Quando stiamo morendo, ispirati e armati di questa conoscenza, affrontiamo fatto che il nostro corpo è un'illusione, possiamo riconoscere la sua natura illusoria senza paura, rilasciare con calma ogni attaccamento ad esso e lasciarlo volentieri alle spalle, anche con gratitudine e gioia, poiché ora lo sappiamo per quello che è. Si può infatti dire che riusciremo a farlo veramente e completamente morire quando moriamo e raggiungere così la massima libertà.

Pensate allora al momento della morte come a una strana zona liminale della mente, una terra di nessuno in cui, da un lato, se non comprendiamo la natura illusoria del nostro corpo, possiamo subire un grave trauma emotivo perdendolo; e dall'altro ci viene data l'opportunità di una libertà illimitata, che nasce proprio dall'assenza dello stesso corpo.

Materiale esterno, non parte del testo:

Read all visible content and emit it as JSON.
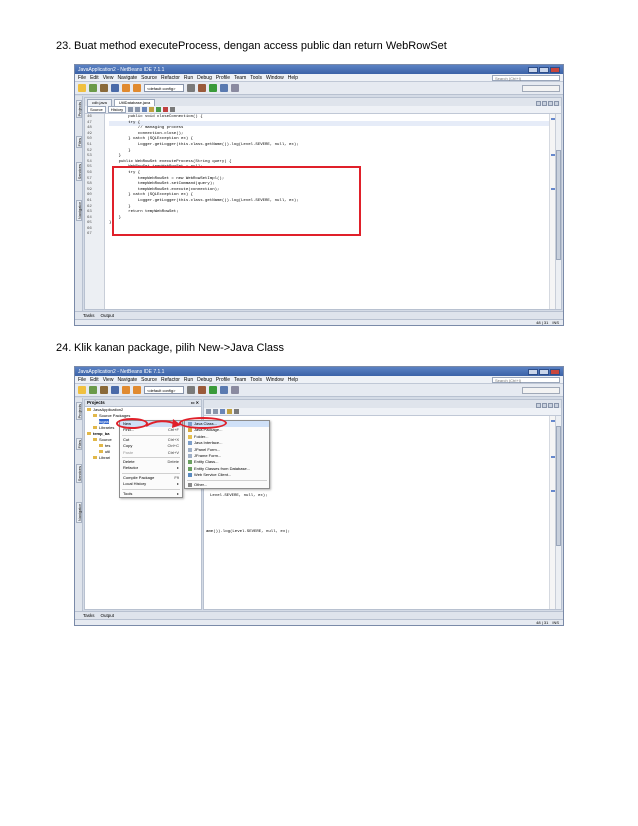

Quando siamo finalmente liberi dal corpo che ha definito e dominato la nostra comprensione di noi stessi per così tanto tempo, la visione karmica di una vita è completamente esaurita, ma qualsiasi karma che potrebbe essere creato in futuro non ha ancora iniziato a cristallizzarsi. Quindi ciò che accade nella morte è che c'è un "gap" o un luogo di grandi opportunità; questo è un momento di potere estremamente importante, dove l'unica cosa che significa, o può significare, è come esattamente È la nostra mente. Privata di un corpo fisico, la mente appare nuda, mostrata apertamente come è sempre stata: la costruttrice della nostra realtà.

Pertanto, se al momento della morte abbiamo già una consapevolezza stabile della natura della mente, allora potremo cancellare tutto il nostro karma in un istante. E se continuiamo con questo riconoscimento stabile, possiamo effettivamente porre fine completamente al nostro karma, entrare nella vastità della purezza incontaminata della natura della mente e raggiungere la liberazione. Padmasambhava lo spiegò in questo modo:

Potresti chiederti: perché durante lo stato del bardo puoi trovare stabilità semplicemente riconoscendo per un momento la natura della mente? La risposta è: attualmente la nostra mente è intrappolata in una rete, la rete del “vento del karma”. E lo stesso “vento del karma” è racchiuso in una rete, la rete del nostro corpo fisico. Di conseguenza, non abbiamo indipendenza o libertà.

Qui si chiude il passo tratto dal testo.